While much of the concern over this week's recall of over 9 million toys has been about lead paint, we don't want to lose sight of the serious problem that caused the majority of these toys (7.3 million Mattel Polly Pocket play sets and 345,000 Batman and One PIece toys) to be recalled: powerful magnets that can seriously injure or kill a child when swallowed. This isn't the first recall involving magnetic toys; in April, an earlier recall of Magnetix toys was expanded to cover nearly 8 million products. And last year, 2.4 million Polly Pocket sets were recalled; many of those are still in consumers' homes, and were included again in this week's recall.
In April, the CPSC issued a safety alert about the serious dangers magnets pose to children. As the agency pointed out, "small magnets can kill children if two or more are swallowed. If two or more magnets or magnetic components or a magnet and another metal object (such as a small metal ball) are swallowed separately, they can attract one another through intestinal walls. This traps the magnets in place and can cause holes (perforations), twisting and/or blockage of the intestines, infection, blood poisoning (sepsis), and death. When multiple magnets are ingested surgery is required to remove the magnets and sometimes sections of the intestines need to be removed."
Given the ongoing problems with these toys, and the potential for serious injury or death, we continue to recommend that parents avoid all magnetic toys if there are young children in their home. We also recommend caution when purchasing products made for adults that may contain strong magnets (such as those used on some bulletin boards). Many of these are small and colorful and could easily be swallowed by children.

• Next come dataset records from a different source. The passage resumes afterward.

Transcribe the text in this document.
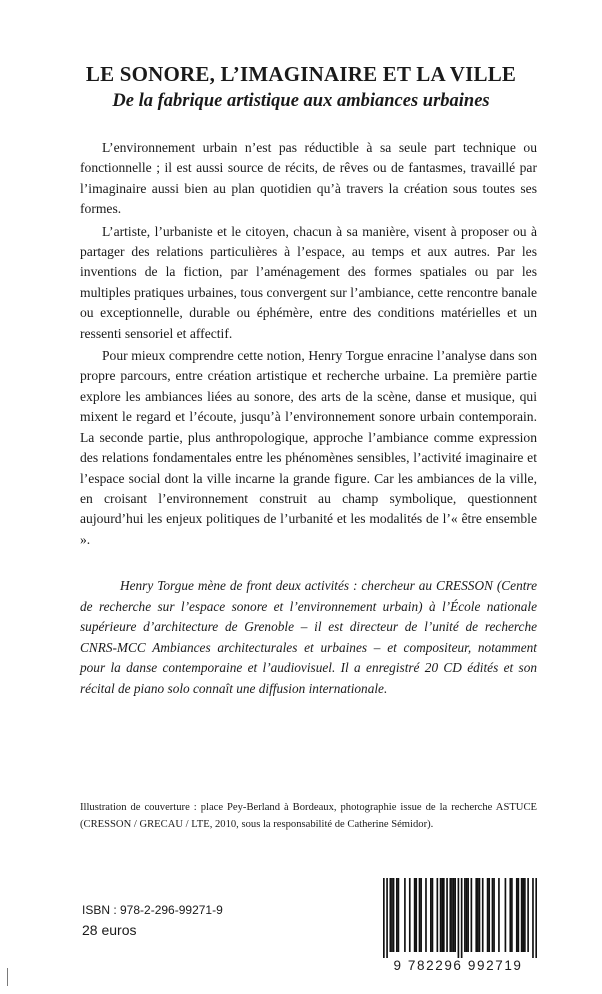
LE SONORE, L’IMAGINAIRE ET LA VILLE
De la fabrique artistique aux ambiances urbaines

L’environnement urbain n’est pas réductible à sa seule part technique ou fonctionnelle ; il est aussi source de récits, de rêves ou de fantasmes, travaillé par l’imaginaire aussi bien au plan quotidien qu’à travers la création sous toutes ses formes.

L’artiste, l’urbaniste et le citoyen, chacun à sa manière, visent à proposer ou à partager des relations particulières à l’espace, au temps et aux autres. Par les inventions de la fiction, par l’aménagement des formes spatiales ou par les multiples pratiques urbaines, tous convergent sur l’ambiance, cette rencontre banale ou exceptionnelle, durable ou éphémère, entre des conditions matérielles et un ressenti sensoriel et affectif.

Pour mieux comprendre cette notion, Henry Torgue enracine l’analyse dans son propre parcours, entre création artistique et recherche urbaine. La première partie explore les ambiances liées au sonore, des arts de la scène, danse et musique, qui mixent le regard et l’écoute, jusqu’à l’environnement sonore urbain contemporain. La seconde partie, plus anthropologique, approche l’ambiance comme expression des relations fondamentales entre les phénomènes sensibles, l’activité imaginaire et l’espace social dont la ville incarne la grande figure. Car les ambiances de la ville, en croisant l’environnement construit au champ symbolique, questionnent aujourd’hui les enjeux politiques de l’urbanité et les modalités de l’« être ensemble ».

Henry Torgue mène de front deux activités : chercheur au CRESSON (Centre de recherche sur l’espace sonore et l’environnement urbain) à l’École nationale supérieure d’architecture de Grenoble – il est directeur de l’unité de recherche CNRS-MCC Ambiances architecturales et urbaines – et compositeur, notamment pour la danse contemporaine et l’audiovisuel. Il a enregistré 20 CD édités et son récital de piano solo connaît une diffusion internationale.

Illustration de couverture : place Pey-Berland à Bordeaux, photographie issue de la recherche ASTUCE (CRESSON / GRECAU / LTE, 2010, sous la responsabilité de Catherine Sémidor).

ISBN : 978-2-296-99271-9

28 euros

9 782296 992719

Standards organization ASTM International is considering changing its toy safety standard to eliminate embedded magnets in parts that are small enough to fit in a small parts tester -- a gauge used for screening choking hazards available at most baby products stores. The safety standard may also include a tougher durability test for toys with magnets to ensure they can't be dislodged by rough child play.
If you suspect that your child has swallowed a magnet, follow these guidelines from the CPSC:
- Seek immediate medical attention if you suspect your child may have swallowed a magnet.
- Look for non-specific abdominal symptoms - abdominal pains, nausea, vomiting, and diarrhea, etc.
- Note that objects in x-rays may appear as a single object that could actually be multiple magnetic pieces separated by trapped intestinal walls.
- Keep small magnets and small pieces containing magnets away from young children who might mistakenly, or intentionally, swallow them.
- Look out for loose magnetic pieces; regularly inspect toys and children’s play areas for missing or dislodged magnets.
- Check www.cpsc.gov to make sure your children’s magnetic toys are not recalled products.